21/03/2026
NO SIEMPRE ES TU CUERPO… A VECES ES TU HISTORIA
Hay mujeres que desean profundamente ser madres… y simplemente no sucede.
Mes tras mes. Intento tras intento. Ilusión… y después silencio.
Y entonces aparece la pregunta que cala hondo:
¿Qué está mal en mí?
Te lo voy a decir directo: no siempre hay algo mal en ti.
Pero sí hay algo que necesita ser visto.
La dificultad para embarazarse no es solo un tema físico. Reducirlo únicamente al cuerpo es quedarse a medias. Cuando una mujer no logra concebir, hay tres niveles que deben revisarse con honestidad: el cuerpo, la historia emocional y el sistema familiar.
El primero es el más evidente: el cuerpo. Aquí hablamos de lo biológico, de lo medible, de lo que se estudia. Hormonas, síndrome de ovario poliquístico, endometriosis, calidad ovárica, incluso factores del es***ma. Este nivel no se negocia ni se sustituye con espiritualidad. Se revisa con médicos, con estudios, con diagnósticos reales. Espiritualizar todo aquí no es evolución, es evasión.
El segundo nivel es la historia emocional. Tu cuerpo no solo funciona, también recuerda. Recuerda lo que viviste, lo que dolió, lo que aprendiste sin darte cuenta. La relación con tu madre, por ejemplo, pesa más de lo que muchas quieren aceptar. Si hay rechazo, juicio o distancia, eso se manifiesta. También entran aquí los miedos profundos: miedo a repetir la historia de mamá, miedo a sufrir, a perderte a ti misma, a cargar con todo. Si en tu experiencia ser madre está asociado al dolor, al sacrificio o a la pérdida… tu cuerpo no va a correr hacia eso. No está diseñado para traicionarte.
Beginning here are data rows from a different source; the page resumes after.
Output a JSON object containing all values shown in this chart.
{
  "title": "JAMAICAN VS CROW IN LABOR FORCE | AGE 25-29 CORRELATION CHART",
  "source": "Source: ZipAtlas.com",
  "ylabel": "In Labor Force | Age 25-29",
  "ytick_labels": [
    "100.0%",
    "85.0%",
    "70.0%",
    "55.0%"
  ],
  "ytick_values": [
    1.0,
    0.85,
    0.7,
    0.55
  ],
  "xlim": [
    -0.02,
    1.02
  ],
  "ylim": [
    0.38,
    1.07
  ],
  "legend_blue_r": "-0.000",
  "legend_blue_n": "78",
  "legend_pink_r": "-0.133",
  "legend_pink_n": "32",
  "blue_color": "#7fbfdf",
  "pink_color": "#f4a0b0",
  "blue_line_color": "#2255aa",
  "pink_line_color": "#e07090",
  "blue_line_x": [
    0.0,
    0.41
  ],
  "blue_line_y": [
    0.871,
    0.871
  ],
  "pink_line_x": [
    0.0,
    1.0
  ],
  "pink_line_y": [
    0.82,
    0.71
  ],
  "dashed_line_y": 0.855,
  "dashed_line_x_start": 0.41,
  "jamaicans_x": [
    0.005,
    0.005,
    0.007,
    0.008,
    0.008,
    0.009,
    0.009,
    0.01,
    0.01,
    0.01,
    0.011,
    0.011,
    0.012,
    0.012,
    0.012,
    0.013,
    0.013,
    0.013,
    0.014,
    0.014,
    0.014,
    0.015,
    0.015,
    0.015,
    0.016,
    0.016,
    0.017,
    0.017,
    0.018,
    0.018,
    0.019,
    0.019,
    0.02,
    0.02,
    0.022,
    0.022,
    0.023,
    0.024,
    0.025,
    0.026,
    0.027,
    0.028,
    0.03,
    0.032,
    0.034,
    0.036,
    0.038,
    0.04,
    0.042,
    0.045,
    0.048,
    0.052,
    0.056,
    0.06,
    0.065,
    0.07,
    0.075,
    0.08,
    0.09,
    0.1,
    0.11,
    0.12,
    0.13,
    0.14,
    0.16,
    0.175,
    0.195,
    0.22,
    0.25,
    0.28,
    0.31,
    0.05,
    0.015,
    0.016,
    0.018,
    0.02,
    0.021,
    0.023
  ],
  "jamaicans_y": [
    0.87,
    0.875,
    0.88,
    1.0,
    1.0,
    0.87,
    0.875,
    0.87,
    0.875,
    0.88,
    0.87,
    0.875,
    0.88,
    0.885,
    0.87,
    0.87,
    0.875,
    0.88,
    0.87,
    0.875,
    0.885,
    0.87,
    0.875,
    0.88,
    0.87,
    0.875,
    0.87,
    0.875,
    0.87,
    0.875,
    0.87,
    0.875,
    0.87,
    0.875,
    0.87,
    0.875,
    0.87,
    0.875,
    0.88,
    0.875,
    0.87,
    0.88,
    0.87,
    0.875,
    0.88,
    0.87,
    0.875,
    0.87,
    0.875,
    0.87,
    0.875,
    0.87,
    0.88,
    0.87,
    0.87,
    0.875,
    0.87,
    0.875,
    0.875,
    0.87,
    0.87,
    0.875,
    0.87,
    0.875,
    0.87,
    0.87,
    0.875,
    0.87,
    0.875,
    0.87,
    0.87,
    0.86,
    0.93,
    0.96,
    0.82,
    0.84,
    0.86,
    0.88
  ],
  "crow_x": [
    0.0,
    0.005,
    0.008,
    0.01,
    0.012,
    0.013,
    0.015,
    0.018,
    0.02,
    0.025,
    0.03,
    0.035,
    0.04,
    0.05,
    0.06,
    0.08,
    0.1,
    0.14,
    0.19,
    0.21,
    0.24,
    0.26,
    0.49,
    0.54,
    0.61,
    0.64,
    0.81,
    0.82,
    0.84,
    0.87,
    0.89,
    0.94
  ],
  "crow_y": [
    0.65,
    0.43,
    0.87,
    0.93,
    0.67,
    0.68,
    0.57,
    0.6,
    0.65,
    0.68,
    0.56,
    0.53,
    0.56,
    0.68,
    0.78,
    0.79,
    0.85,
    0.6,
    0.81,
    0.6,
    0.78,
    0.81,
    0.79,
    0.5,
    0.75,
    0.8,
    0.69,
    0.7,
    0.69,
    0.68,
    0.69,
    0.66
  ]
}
Y luego está el tercer nivel, el más invisible pero muchas veces el más determinante: el sistema familiar. Aquí hablamos de lo que no viviste tú, pero te habita. Abortos no reconocidos, hijos fallecidos, mujeres que no pudieron ser madres, secretos que nadie nombró. En estos casos operan las lealtades invisibles. Y entonces, sin darte cuenta, puedes estar diciendo: “si tú no pudiste, yo tampoco”. O el sistema ya tiene un hijo que no fue visto, y mientras no se le dé lugar, no entra otro. Así de profundo. Así de contundente.
La verdad que incomoda, pero libera, es esta: a veces no es que tu cuerpo no pueda… es que tu sistema no está en orden para recibir vida.
Pero tampoco se trata de irse al extremo contrario. No todo es energía, no todo es emoción, no todo es herencia. Esto no es magia. Es responsabilidad. Se revisa todo: cuerpo, historia y sistema. Sin negar ninguno.
Si estás en este camino, quiero que te quedes con algo claro: no estás fallando. No estás rota. Pero sí puede haber algo en ti, o detrás de ti, que necesita ser mirado con verdad.
Tal vez no es que no puedas dar vida…
tal vez estás esperando el momento en que tu historia deje de impedirlo.